China is cutting edge in mobile tech
HONG KONG — Snapchat and Kik, the messaging services, use bar codes that look like drunken checkerboards to connect people and share information with a snap of their smartphone cameras.
WeChat and Alipay, two Chinese apps, have long used the bar-code-like symbols — called QR codes — to let people pay for purchases and transfer money.
The video-streaming service YY.com has for years made online stars of young Chinese people posing, chatting and singing in front of video cameras at home.
Silicon Valley has long been the world’s tech capital, birthplace of social networking and iPhones, which have spread across the globe.

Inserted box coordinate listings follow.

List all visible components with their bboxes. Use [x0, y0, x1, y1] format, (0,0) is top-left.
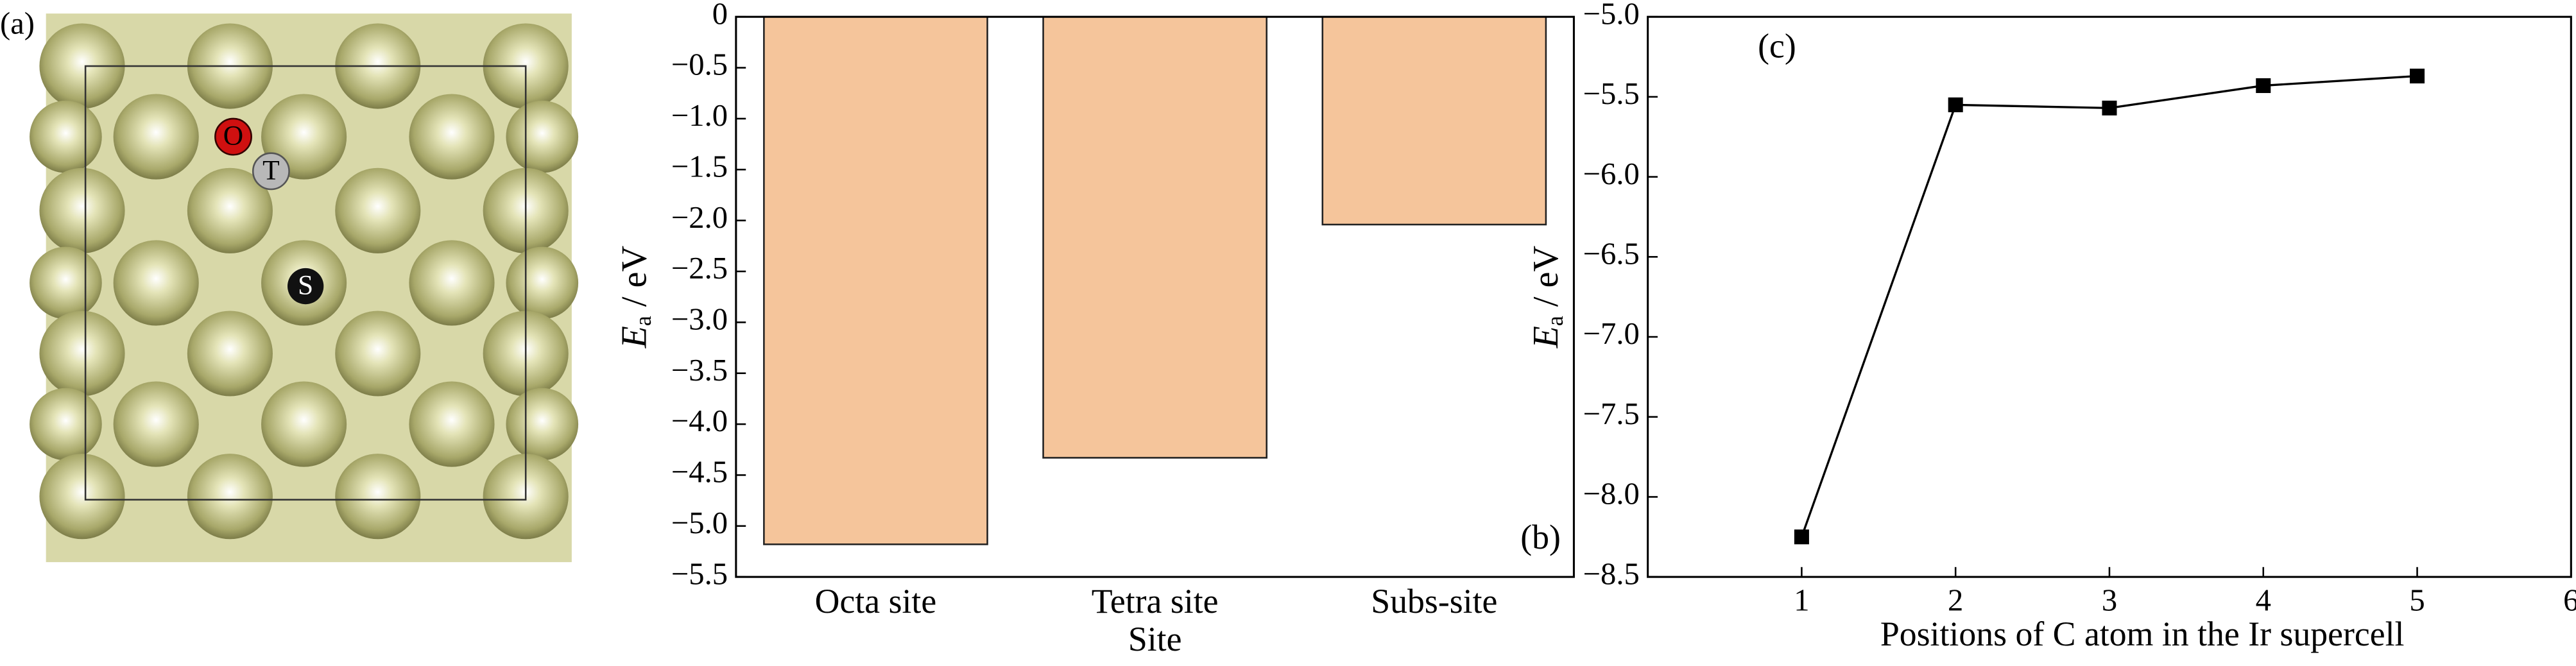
x-tick-label: 2: [1948, 583, 1963, 617]
y-tick-label: −4.5: [671, 455, 728, 490]
x-tick-label: 3: [2102, 583, 2117, 617]
y-tick-label: −6.0: [1583, 157, 1640, 191]
atom: [187, 454, 273, 540]
y-tick-label: −5.0: [671, 506, 728, 540]
y-tick-label: −5.5: [1583, 76, 1640, 111]
site-marker: [252, 152, 290, 191]
atom: [409, 381, 495, 467]
atom: [113, 94, 199, 180]
atom: [409, 240, 495, 326]
y-tick-label: −3.0: [671, 302, 728, 337]
x-tick-label: 5: [2409, 583, 2425, 617]
x-tick-label: Octa site: [815, 582, 937, 620]
y-tick-label: −6.5: [1583, 236, 1640, 271]
y-tick-label: −5.5: [671, 556, 728, 591]
y-tick-label: −7.0: [1583, 316, 1640, 351]
y-tick-label: −4.0: [671, 404, 728, 438]
site-marker: [214, 117, 252, 156]
atom: [335, 311, 421, 397]
data-point: [2256, 78, 2271, 93]
y-tick-label: −3.5: [671, 353, 728, 388]
x-tick-label: 6: [2563, 583, 2576, 617]
x-axis-label: Positions of C atom in the Ir supercell: [1880, 615, 2405, 653]
data-line: [1800, 74, 2417, 538]
atom: [39, 23, 125, 109]
y-axis-label: Ea / eV: [614, 245, 656, 348]
site-marker: [287, 268, 324, 305]
y-tick-label: −2.5: [671, 251, 728, 286]
atom: [506, 246, 579, 320]
y-tick-label: −2.0: [671, 200, 728, 235]
x-tick-label: Tetra site: [1092, 582, 1219, 620]
y-tick-label: −5.0: [1583, 0, 1640, 31]
atom: [409, 94, 495, 180]
site-label: O: [223, 121, 243, 151]
atom: [261, 381, 347, 467]
cell-outline: [84, 65, 527, 501]
bar: [1321, 15, 1547, 226]
panel-label: (b): [1520, 518, 1561, 556]
y-axis-label: Ea / eV: [1526, 245, 1568, 348]
x-tick-label: 1: [1794, 583, 1809, 617]
axes-frame: [735, 15, 1575, 578]
atom: [113, 381, 199, 467]
atom: [30, 100, 102, 173]
x-tick-label: 4: [2256, 583, 2271, 617]
bar: [763, 15, 988, 545]
panel-label: (c): [1758, 27, 1796, 65]
y-tick-label: 0: [712, 0, 728, 31]
data-point: [2410, 68, 2425, 84]
atom: [506, 100, 579, 173]
atom: [30, 388, 102, 461]
atomic-structure: [30, 13, 579, 563]
x-tick-label: Subs-site: [1371, 582, 1497, 620]
atom: [335, 167, 421, 253]
y-tick-label: −8.5: [1583, 556, 1640, 591]
site-label: S: [298, 270, 313, 301]
atom: [39, 311, 125, 397]
y-tick-label: −0.5: [671, 47, 728, 82]
axes-frame: [1647, 15, 2572, 578]
y-tick-label: −1.0: [671, 98, 728, 133]
atom: [113, 240, 199, 326]
atom: [187, 311, 273, 397]
atom: [506, 388, 579, 461]
y-tick-label: −8.0: [1583, 477, 1640, 511]
atom: [187, 167, 273, 253]
bar: [1042, 15, 1268, 459]
y-tick-label: −7.5: [1583, 397, 1640, 431]
site-label: T: [262, 155, 280, 185]
y-tick-label: −1.5: [671, 149, 728, 184]
atom: [30, 246, 102, 320]
panel-label: (a): [0, 6, 35, 41]
atom: [39, 167, 125, 253]
atom: [335, 454, 421, 540]
data-point: [1948, 97, 1963, 112]
x-axis-label: Site: [1128, 620, 1182, 658]
atom: [39, 454, 125, 540]
data-point: [1794, 529, 1809, 545]
data-point: [2102, 100, 2117, 115]
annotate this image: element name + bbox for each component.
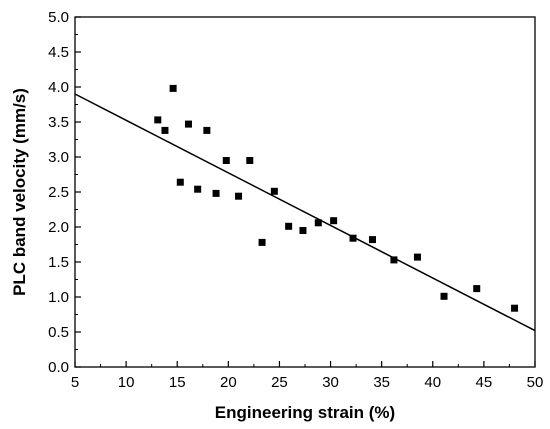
data-point bbox=[169, 84, 177, 92]
data-point bbox=[413, 253, 421, 261]
y-tick-label: 1.5 bbox=[48, 254, 69, 271]
data-point bbox=[330, 217, 338, 225]
data-point bbox=[212, 189, 220, 197]
y-tick-label: 3.0 bbox=[48, 149, 69, 166]
x-tick-label: 25 bbox=[271, 374, 288, 391]
data-point bbox=[154, 116, 162, 124]
x-axis-tick-labels: 5 10 15 20 25 30 35 40 45 50 bbox=[71, 374, 544, 391]
data-point bbox=[194, 185, 202, 193]
data-point bbox=[511, 304, 519, 312]
y-tick-label: 3.5 bbox=[48, 114, 69, 131]
y-tick-label: 2.5 bbox=[48, 184, 69, 201]
x-axis-ticks bbox=[74, 361, 536, 367]
data-point bbox=[368, 236, 376, 244]
data-point bbox=[285, 222, 293, 230]
x-tick-label: 5 bbox=[71, 374, 79, 391]
y-tick-label: 5.0 bbox=[48, 9, 69, 26]
data-point bbox=[258, 238, 266, 246]
data-point bbox=[203, 126, 211, 134]
y-axis-tick-labels: 0.0 0.5 1.0 1.5 2.0 2.5 3.0 3.5 4.0 4.5 5.0 bbox=[48, 9, 69, 376]
y-axis-ticks bbox=[75, 16, 81, 368]
data-point bbox=[246, 157, 254, 164]
y-tick-label: 0.0 bbox=[48, 359, 69, 376]
x-tick-label: 35 bbox=[373, 374, 390, 391]
data-point bbox=[299, 227, 307, 234]
y-tick-label: 4.5 bbox=[48, 44, 69, 61]
data-point bbox=[222, 157, 230, 164]
x-tick-label: 50 bbox=[527, 374, 544, 391]
y-tick-label: 4.0 bbox=[48, 79, 69, 96]
y-tick-label: 1.0 bbox=[48, 289, 69, 306]
data-point bbox=[235, 192, 243, 200]
data-point bbox=[349, 234, 357, 242]
x-tick-label: 20 bbox=[220, 374, 237, 391]
x-tick-label: 15 bbox=[169, 374, 186, 391]
x-tick-label: 10 bbox=[118, 374, 135, 391]
data-point bbox=[161, 126, 169, 134]
data-point bbox=[270, 187, 278, 195]
data-point bbox=[390, 256, 398, 264]
x-tick-label: 40 bbox=[424, 374, 441, 391]
y-axis-title: PLC band velocity (mm/s) bbox=[10, 88, 29, 296]
y-tick-label: 0.5 bbox=[48, 324, 69, 341]
fit-line bbox=[74, 93, 536, 332]
fit-line-group bbox=[74, 93, 536, 332]
data-point bbox=[184, 120, 192, 128]
data-point bbox=[440, 292, 448, 300]
plot-frame bbox=[74, 16, 536, 368]
data-points bbox=[154, 84, 519, 312]
x-axis-title: Engineering strain (%) bbox=[215, 403, 395, 422]
data-point bbox=[473, 285, 481, 293]
data-point bbox=[176, 178, 184, 186]
data-point bbox=[314, 219, 322, 227]
x-tick-label: 30 bbox=[322, 374, 339, 391]
x-tick-label: 45 bbox=[476, 374, 493, 391]
y-tick-label: 2.0 bbox=[48, 219, 69, 236]
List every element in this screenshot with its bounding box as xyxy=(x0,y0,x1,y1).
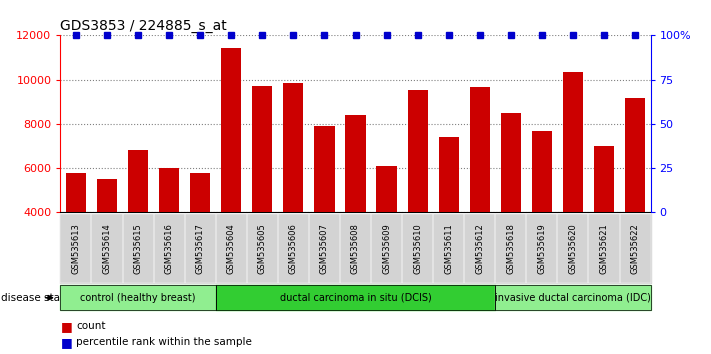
Text: GSM535615: GSM535615 xyxy=(134,223,143,274)
Text: control (healthy breast): control (healthy breast) xyxy=(80,293,196,303)
Bar xyxy=(190,172,210,301)
Text: disease state: disease state xyxy=(1,293,70,303)
Text: GSM535613: GSM535613 xyxy=(72,223,80,274)
Bar xyxy=(563,72,583,301)
Text: GSM535610: GSM535610 xyxy=(413,223,422,274)
Bar xyxy=(439,137,459,301)
Text: GSM535619: GSM535619 xyxy=(538,223,546,274)
Text: count: count xyxy=(76,321,105,331)
Bar xyxy=(470,87,490,301)
Text: GSM535605: GSM535605 xyxy=(258,223,267,274)
Text: GSM535607: GSM535607 xyxy=(320,223,329,274)
Bar xyxy=(159,168,179,301)
Bar xyxy=(594,146,614,301)
Bar xyxy=(283,83,304,301)
Text: GSM535618: GSM535618 xyxy=(506,223,515,274)
Bar xyxy=(501,113,521,301)
Text: GSM535622: GSM535622 xyxy=(631,223,639,274)
Text: GSM535614: GSM535614 xyxy=(102,223,112,274)
Bar xyxy=(346,115,365,301)
Bar xyxy=(221,47,241,301)
Text: GSM535604: GSM535604 xyxy=(227,223,236,274)
Text: ductal carcinoma in situ (DCIS): ductal carcinoma in situ (DCIS) xyxy=(279,293,432,303)
Text: GSM535608: GSM535608 xyxy=(351,223,360,274)
Bar xyxy=(314,126,335,301)
Bar xyxy=(532,131,552,301)
Bar xyxy=(66,172,86,301)
Bar xyxy=(376,166,397,301)
Text: GSM535611: GSM535611 xyxy=(444,223,453,274)
Text: ■: ■ xyxy=(60,336,73,349)
Text: GSM535620: GSM535620 xyxy=(568,223,577,274)
Text: invasive ductal carcinoma (IDC): invasive ductal carcinoma (IDC) xyxy=(495,293,651,303)
Text: GSM535621: GSM535621 xyxy=(599,223,609,274)
Text: GSM535612: GSM535612 xyxy=(475,223,484,274)
Bar xyxy=(252,86,272,301)
Bar xyxy=(97,179,117,301)
Text: GSM535606: GSM535606 xyxy=(289,223,298,274)
Bar xyxy=(407,90,428,301)
Text: percentile rank within the sample: percentile rank within the sample xyxy=(76,337,252,347)
Text: GSM535616: GSM535616 xyxy=(165,223,173,274)
Bar xyxy=(128,150,148,301)
Text: GDS3853 / 224885_s_at: GDS3853 / 224885_s_at xyxy=(60,19,228,33)
Text: GSM535617: GSM535617 xyxy=(196,223,205,274)
Text: ■: ■ xyxy=(60,320,73,333)
Text: GSM535609: GSM535609 xyxy=(382,223,391,274)
Bar xyxy=(625,98,645,301)
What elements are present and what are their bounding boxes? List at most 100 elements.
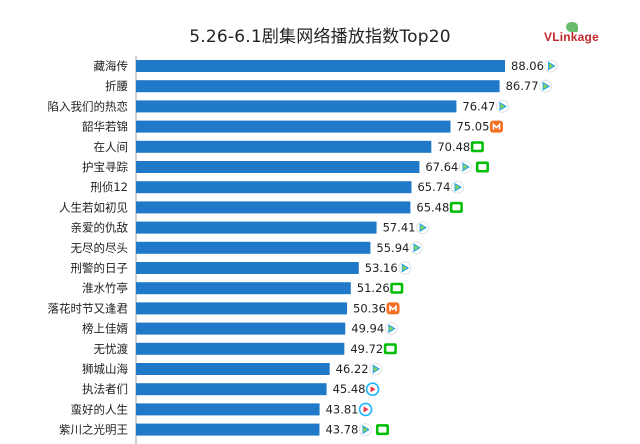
- category-label: 人生若如初见: [59, 200, 128, 214]
- youku-icon-play: [363, 406, 369, 413]
- value-label: 88.06: [511, 59, 544, 73]
- value-label: 65.48: [416, 200, 449, 214]
- iqiyi-icon: [390, 282, 404, 294]
- bar: [136, 403, 320, 416]
- iqiyi-icon: [470, 141, 484, 153]
- value-label: 49.72: [350, 342, 383, 356]
- bar: [136, 80, 500, 93]
- category-label: 陷入我们的热恋: [48, 99, 129, 113]
- youku-icon-play: [370, 386, 376, 393]
- value-label: 51.26: [357, 281, 390, 295]
- iqiyi-icon: [375, 424, 389, 436]
- mango-icon-m: [389, 304, 397, 312]
- bar: [136, 60, 505, 72]
- value-label: 86.77: [506, 79, 539, 93]
- category-label: 狮城山海: [82, 362, 128, 376]
- logo-text: VLinkage: [544, 30, 599, 44]
- value-label: 67.64: [425, 160, 458, 174]
- bar: [136, 221, 377, 234]
- bar: [136, 383, 327, 396]
- bar: [136, 342, 345, 355]
- vlinkage-logo: VLinkage: [544, 22, 614, 50]
- bar: [136, 282, 351, 295]
- tencent-icon-inner: [420, 225, 425, 231]
- tencent-icon-inner: [463, 164, 468, 170]
- value-label: 70.48: [437, 140, 470, 154]
- tencent-icon: [539, 79, 552, 93]
- youku-icon: [358, 402, 373, 417]
- tencent-icon-inner: [414, 245, 419, 251]
- tencent-icon: [359, 423, 372, 437]
- value-label: 75.05: [456, 120, 489, 134]
- value-label: 43.78: [325, 423, 358, 437]
- tencent-icon-inner: [373, 366, 378, 372]
- tencent-icon-inner: [543, 83, 548, 89]
- category-label: 紫川之光明王: [59, 423, 128, 437]
- category-label: 在人间: [94, 140, 129, 154]
- tencent-icon-inner: [402, 265, 407, 271]
- mango-icon-m: [492, 122, 501, 130]
- value-label: 57.41: [383, 221, 416, 235]
- tencent-icon: [544, 59, 558, 73]
- bar: [136, 201, 411, 214]
- value-label: 55.94: [376, 241, 409, 255]
- chart-title: 5.26-6.1剧集网络播放指数Top20: [189, 27, 451, 47]
- bar: [136, 322, 346, 335]
- bar: [136, 241, 371, 254]
- youku-icon: [365, 382, 380, 397]
- iqiyi-icon-screen: [392, 285, 401, 292]
- tencent-icon-inner: [455, 184, 460, 190]
- bar: [136, 181, 412, 194]
- tencent-icon: [398, 261, 412, 275]
- category-label: 蛮好的人生: [71, 402, 129, 416]
- tencent-icon: [459, 160, 472, 174]
- category-label: 执法者们: [82, 382, 128, 396]
- tencent-icon-inner: [549, 63, 554, 69]
- tencent-icon: [384, 322, 398, 336]
- category-label: 折腰: [105, 79, 128, 93]
- category-label: 护宝寻踪: [82, 160, 128, 174]
- value-label: 49.94: [351, 322, 384, 336]
- bar: [136, 140, 432, 153]
- tencent-icon: [496, 100, 509, 113]
- iqiyi-icon-screen: [386, 345, 395, 352]
- category-label: 榜上佳婿: [82, 322, 128, 336]
- bar: [136, 161, 420, 173]
- value-label: 46.22: [336, 362, 369, 376]
- bar: [136, 363, 330, 375]
- value-label: 53.16: [365, 261, 398, 275]
- bar: [136, 100, 457, 113]
- bar: [136, 262, 359, 274]
- category-label: 无忧渡: [94, 342, 129, 356]
- mango-icon: [386, 302, 400, 315]
- tencent-icon: [369, 362, 383, 376]
- mango-icon: [489, 120, 503, 133]
- category-label: 韶华若锦: [82, 120, 128, 134]
- iqiyi-icon-screen: [473, 143, 482, 150]
- tencent-icon-inner: [389, 326, 394, 332]
- tencent-icon: [416, 221, 429, 235]
- iqiyi-icon-screen: [452, 204, 461, 211]
- bar: [136, 302, 348, 315]
- iqiyi-icon-screen: [378, 426, 387, 433]
- category-label: 落花时节又逢君: [48, 301, 129, 315]
- iqiyi-icon: [449, 201, 463, 213]
- category-label: 刑警的日子: [71, 261, 129, 275]
- category-label: 刑侦12: [90, 180, 128, 194]
- tencent-icon-inner: [500, 103, 505, 109]
- iqiyi-icon: [475, 161, 489, 173]
- category-label: 淮水竹亭: [82, 281, 128, 295]
- tencent-icon: [451, 180, 464, 194]
- category-label: 无尽的尽头: [71, 241, 129, 255]
- bar: [136, 423, 320, 436]
- category-label: 亲爱的仇敌: [71, 221, 129, 235]
- tencent-icon: [410, 241, 423, 255]
- tencent-icon-inner: [363, 427, 368, 433]
- value-label: 45.48: [333, 382, 366, 396]
- iqiyi-icon: [383, 343, 397, 355]
- logo-bubble-icon: [566, 22, 578, 32]
- value-label: 76.47: [462, 99, 495, 113]
- value-label: 65.74: [417, 180, 450, 194]
- value-label: 43.81: [326, 402, 359, 416]
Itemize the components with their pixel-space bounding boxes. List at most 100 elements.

The rap on China has been that it always followed in the valley’s footsteps as government censorship abetted the rise of local versions of Google, YouTube and Twitter.
Some Western tech companies, even the behemoths, are turning to Chinese firms for ideas.
[...] in China, more people use their mobile devices to pay their bills, order services, watch videos and find dates than anywhere else in the world.
Before Venmo became the app of choice for Millennials to transfer money in the United States, both young and old in China were investing, reimbursing each other, paying bills and buying goods with digital wallets on their smartphones.
[...] in China, the three major Internet companies — Alibaba, Baidu and WeChat parent Tencent — compete to create a single app with as many functions as they can stuff into it.